In this day and age, when children would rather play computer games and game boy, it is difficult to find an alternative that would hold them spell bound for hours. So it is in this context that I trawled through some recent children’s books and came across a book that had been published last year. Like any other plebian, I judge a book by its cover and the cover was nice, bright and attractive. The book was a collection of stories for children and was called MilkRice – another catchy title, I thought, that gave no indication of what was inside the book, but was still Sri Lankan enough to say a lot.
There are nine stories that cover a range of situations.
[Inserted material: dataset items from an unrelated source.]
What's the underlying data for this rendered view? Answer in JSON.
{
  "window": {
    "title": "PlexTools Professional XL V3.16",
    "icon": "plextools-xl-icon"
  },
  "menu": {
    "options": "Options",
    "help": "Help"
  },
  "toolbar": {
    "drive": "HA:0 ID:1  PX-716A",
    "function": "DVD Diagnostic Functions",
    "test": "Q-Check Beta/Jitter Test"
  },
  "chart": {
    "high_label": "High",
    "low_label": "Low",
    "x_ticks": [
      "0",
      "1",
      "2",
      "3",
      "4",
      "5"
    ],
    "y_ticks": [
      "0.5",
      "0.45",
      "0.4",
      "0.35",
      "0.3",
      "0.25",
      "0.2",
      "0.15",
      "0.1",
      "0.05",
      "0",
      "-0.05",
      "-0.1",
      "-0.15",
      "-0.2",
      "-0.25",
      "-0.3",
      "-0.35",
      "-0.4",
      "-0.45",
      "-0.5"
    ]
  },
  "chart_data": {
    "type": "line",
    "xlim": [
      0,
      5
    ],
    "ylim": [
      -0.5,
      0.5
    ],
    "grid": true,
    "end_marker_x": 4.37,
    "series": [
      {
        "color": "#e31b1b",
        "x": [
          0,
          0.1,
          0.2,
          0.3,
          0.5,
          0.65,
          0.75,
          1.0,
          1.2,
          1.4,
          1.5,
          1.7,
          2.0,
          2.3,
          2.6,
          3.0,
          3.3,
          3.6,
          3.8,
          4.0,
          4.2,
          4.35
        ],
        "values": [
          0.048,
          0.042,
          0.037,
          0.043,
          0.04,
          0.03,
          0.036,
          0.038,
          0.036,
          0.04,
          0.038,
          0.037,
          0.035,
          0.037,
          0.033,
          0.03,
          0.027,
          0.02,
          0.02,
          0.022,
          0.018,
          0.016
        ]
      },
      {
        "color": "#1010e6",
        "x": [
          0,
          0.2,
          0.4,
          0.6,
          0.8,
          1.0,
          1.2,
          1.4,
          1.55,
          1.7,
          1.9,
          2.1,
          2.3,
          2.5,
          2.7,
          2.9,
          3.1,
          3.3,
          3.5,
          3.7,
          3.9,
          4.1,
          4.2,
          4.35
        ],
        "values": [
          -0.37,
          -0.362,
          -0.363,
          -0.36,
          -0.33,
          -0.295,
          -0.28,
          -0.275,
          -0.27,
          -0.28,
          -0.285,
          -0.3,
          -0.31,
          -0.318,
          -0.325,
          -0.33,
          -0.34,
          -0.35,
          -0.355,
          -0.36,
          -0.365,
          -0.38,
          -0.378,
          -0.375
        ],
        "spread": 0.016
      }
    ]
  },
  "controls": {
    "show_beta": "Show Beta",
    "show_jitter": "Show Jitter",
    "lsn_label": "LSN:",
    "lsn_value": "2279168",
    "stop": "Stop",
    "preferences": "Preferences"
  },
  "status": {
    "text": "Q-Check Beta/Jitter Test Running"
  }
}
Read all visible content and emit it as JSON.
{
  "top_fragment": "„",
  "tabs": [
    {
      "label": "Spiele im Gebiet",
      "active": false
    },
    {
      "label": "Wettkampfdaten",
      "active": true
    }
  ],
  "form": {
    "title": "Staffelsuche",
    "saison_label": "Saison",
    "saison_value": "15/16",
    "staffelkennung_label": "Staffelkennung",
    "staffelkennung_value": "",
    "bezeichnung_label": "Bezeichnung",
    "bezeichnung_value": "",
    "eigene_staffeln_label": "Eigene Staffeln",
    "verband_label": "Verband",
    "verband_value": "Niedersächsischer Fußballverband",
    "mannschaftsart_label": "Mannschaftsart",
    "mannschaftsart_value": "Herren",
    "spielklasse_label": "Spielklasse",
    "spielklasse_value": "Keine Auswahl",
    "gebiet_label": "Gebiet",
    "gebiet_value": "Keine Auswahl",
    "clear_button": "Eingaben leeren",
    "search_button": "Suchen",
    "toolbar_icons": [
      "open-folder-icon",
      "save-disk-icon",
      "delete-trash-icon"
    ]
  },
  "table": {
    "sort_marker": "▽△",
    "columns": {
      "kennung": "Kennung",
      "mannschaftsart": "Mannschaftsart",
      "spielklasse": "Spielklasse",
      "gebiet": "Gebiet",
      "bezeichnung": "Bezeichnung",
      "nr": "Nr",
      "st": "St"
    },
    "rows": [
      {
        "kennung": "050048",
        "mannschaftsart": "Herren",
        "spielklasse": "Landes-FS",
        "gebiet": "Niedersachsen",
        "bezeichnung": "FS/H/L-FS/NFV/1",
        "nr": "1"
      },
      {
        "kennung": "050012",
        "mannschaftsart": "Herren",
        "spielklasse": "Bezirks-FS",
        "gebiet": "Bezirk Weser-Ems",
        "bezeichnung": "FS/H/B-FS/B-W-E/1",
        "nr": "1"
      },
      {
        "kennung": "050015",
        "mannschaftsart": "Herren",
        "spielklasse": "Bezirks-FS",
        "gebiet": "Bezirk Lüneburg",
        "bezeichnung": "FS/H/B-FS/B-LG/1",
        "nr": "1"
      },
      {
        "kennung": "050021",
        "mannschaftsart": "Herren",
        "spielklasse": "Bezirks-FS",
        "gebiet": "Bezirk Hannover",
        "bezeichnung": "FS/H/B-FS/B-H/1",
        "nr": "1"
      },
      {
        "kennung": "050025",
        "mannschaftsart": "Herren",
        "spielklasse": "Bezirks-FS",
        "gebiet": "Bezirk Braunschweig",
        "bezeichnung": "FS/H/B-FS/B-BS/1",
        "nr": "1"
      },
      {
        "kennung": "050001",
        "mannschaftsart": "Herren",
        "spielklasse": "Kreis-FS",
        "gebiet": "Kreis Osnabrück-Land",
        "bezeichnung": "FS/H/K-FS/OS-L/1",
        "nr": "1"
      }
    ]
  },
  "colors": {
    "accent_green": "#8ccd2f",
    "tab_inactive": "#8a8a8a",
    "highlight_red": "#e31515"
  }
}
Instead of repeating each and every story, to fill space let me tell you what I liked.
I liked that all the stories were imaginative, Sri Lankan (I liked that part a lot actually), short, simple and easy to read. The target audience would be I think around 9 years old, perhaps a parent could read it to a 5 year old. Anyway, I also liked that some big names had got together to write stories for children. Authors like Faith Ratnayake, Neluka Silva, Lal Medawattegedera and Premini Amerasinghe, had contributed. I loved the little drawings that accompanied each story, giving it a Sri Lankan touch. I also liked that the stories would give the Sri Lankan child a vehicle to identify what it is like to grow up in Sri Lanka, rather than for them to read stories set in the West and for them to read about valleys and dales, crumpets and jam, rosy cheeks and ski holidays.
I liked that all the stories had a moral, some subtle some not so subtle. For instance, there were stories that spoke about being humane to animals, another story was about bullying. Two stories were about fabulous imagination, another two stories were about difference and how it should not matter to us, and one story about child soldiers. The most sophisticated story was about the child soldiers, the most imaginative story was the one about hats. The story my nephews and nieces loved was the one about the cat, rat and snake. And the story that my little cousin adored having read to her was the one about the aeroplane. All this goes to show that this is a little gem of a collection for Sri Lankan kids. Something about ten years ago, children didn’t have. A book of stories to call their own.

1 comment:

  1. Nice, thanks for the review :)
    I just commented on another of your posts that I still enjoy reading children's books.
    Though, books infused with modern values are kind of silly, I think.